Other Resources to Find Help. Your State Health Insurance Program (SHIP) can give you general information about Medicare, Medicaid, managed care plans, and the types of health insurance that can supplement Medicare, including Medigap and long term care insurance. Counselors also can help you with questions about your medical bills, insurance claims, and related matters. These services are free. To find the phone number of the SHIP office in your State, call the Medicare Hotline at 1-800-633-4227. Or, look at the consumer Web site for Medicare services, www.medicare.gov.
How Can I Choose the Best Quality Services and Facilities?
The third question to ask yourself is "How do I find and choose the Best Quality Services and Facilities?" Here are some tips for choosing the kinds of long term care people most often use: home care (including home health care) and nursing homes.
- In many States, home care agencies must be licensed. Check with your State health department to see if your State requires it. If so, be wary if an agency is not licensed.
- Ask if the agency is certified by Medicare. Medicare inspects home health care agencies to assure they meet certain Federal health and safety requirements. Medicare will pay for services only if the agency is Medicare-approved and if the services are covered by Medicare.
- If the home health care agency is certified by Medicare, you can review its survey report. Call the Medicare Hotline at 1-800-633-4227 and ask to be referred to the Home Health Hotline for your State. You can request a copy of the report from that hotline.

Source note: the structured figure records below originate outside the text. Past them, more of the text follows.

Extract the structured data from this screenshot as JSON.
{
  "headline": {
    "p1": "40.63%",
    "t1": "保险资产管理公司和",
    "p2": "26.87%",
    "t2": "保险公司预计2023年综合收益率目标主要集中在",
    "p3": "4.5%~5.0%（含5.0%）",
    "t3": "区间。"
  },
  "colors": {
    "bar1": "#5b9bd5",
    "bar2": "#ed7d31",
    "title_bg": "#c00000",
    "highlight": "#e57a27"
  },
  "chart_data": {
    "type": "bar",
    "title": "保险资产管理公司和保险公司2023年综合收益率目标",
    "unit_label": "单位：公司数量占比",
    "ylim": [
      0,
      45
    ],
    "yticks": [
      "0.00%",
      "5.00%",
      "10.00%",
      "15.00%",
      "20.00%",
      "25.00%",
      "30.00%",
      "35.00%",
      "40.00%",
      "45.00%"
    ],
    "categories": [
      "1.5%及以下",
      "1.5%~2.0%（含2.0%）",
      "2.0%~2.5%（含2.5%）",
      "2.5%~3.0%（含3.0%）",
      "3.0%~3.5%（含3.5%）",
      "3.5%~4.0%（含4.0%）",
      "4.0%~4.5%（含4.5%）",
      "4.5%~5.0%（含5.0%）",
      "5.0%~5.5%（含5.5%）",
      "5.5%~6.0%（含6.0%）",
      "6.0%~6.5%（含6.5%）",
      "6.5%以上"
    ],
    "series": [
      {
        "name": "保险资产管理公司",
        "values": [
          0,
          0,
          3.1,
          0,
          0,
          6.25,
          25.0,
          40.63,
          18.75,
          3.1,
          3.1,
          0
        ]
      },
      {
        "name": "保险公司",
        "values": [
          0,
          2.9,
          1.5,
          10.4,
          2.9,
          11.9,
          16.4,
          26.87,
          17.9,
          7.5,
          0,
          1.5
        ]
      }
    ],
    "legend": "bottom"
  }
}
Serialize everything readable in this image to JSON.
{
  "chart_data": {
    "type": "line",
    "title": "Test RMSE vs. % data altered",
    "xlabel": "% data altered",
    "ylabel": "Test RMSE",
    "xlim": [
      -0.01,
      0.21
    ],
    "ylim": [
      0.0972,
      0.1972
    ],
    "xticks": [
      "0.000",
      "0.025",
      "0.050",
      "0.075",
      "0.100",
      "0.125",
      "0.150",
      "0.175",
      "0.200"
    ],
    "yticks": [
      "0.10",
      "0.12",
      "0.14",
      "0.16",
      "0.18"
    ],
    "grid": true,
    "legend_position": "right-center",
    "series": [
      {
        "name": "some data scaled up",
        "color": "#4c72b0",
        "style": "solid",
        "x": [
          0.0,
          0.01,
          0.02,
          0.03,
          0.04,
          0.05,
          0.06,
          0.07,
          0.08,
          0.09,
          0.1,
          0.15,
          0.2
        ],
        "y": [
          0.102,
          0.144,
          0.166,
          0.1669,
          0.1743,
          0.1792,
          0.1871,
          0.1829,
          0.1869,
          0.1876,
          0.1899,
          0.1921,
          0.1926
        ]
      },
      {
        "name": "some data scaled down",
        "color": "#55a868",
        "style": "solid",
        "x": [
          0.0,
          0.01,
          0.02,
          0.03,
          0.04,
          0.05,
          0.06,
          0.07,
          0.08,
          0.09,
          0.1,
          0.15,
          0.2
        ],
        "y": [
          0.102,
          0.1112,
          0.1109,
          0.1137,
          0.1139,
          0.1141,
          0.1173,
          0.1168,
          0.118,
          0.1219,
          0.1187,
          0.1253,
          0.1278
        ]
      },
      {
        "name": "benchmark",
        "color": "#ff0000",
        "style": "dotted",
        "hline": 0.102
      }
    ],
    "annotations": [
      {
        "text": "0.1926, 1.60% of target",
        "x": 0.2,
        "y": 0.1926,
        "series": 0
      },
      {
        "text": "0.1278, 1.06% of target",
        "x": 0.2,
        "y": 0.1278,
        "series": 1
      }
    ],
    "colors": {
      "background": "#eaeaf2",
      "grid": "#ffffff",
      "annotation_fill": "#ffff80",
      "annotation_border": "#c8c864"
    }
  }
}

- Find out if the agency has been accredited (awarded a "seal of approval") by a group such as the Joint Commission on Accreditation of Healthcare Organizations (630-792-5800); www.jcaho.org) or the Community Health Accreditation Program (1-800-669-9656; www.chapinc.org)
- Contact your State or local consumer affairs office to see if any complaints have been filed against a home care agency. Also ask about the outcome of any complaint investigations.
- Whether you work with an agency or hire someone yourself, carefully check the backgrounds of the people who will be coming into your home. Ask for references who have worked with the agency or person. Call them, and ask about their experiences. Would they use the agency or person again?
- Does the home care worker have the necessary skills and training for your needs? Ask to see training certificates. Make sure the worker knows how to safely assist and care for patients.
- Does the agency have supervisors who check on the quality of care its workers provide?
- How does the agency follow up on and resolve complaints?
Nursing Home Care
- All nursing homes that participate in Medicare or Medicaid are visited about once a year by a team of trained inspectors. They check the home and the care provided and prepare a survey report. You have a right to review the report, which must be posted in the nursing home. Speak to the nursing home administrator to learn more about any problems that appear on the report. Ask if the problems have been corrected.
- Call your State or local long term care Ombudsman. Ombudsmen visit nursing homes on a regular basis and know about each nursing home in their area. You can ask about the latest survey report and about complaints that have been filed. You can also ask what to look for when visiting local nursing homes.
- Compare the inspection records of your top choices by visiting the "Nursing Home Compare" Web site: http://www.medicare.gov/nursinghomecompare/search.html. If you can not access the link above, call Medicare Hotline at 1-800-633-4227 to obtain the information you need.
- Some nursing homes have been accredited by a national group such as the Joint Commission on Accreditation of Healthcare Organizations (630-792-5800). It may be helpful to find out if the home participates in the voluntary process and to learn the results.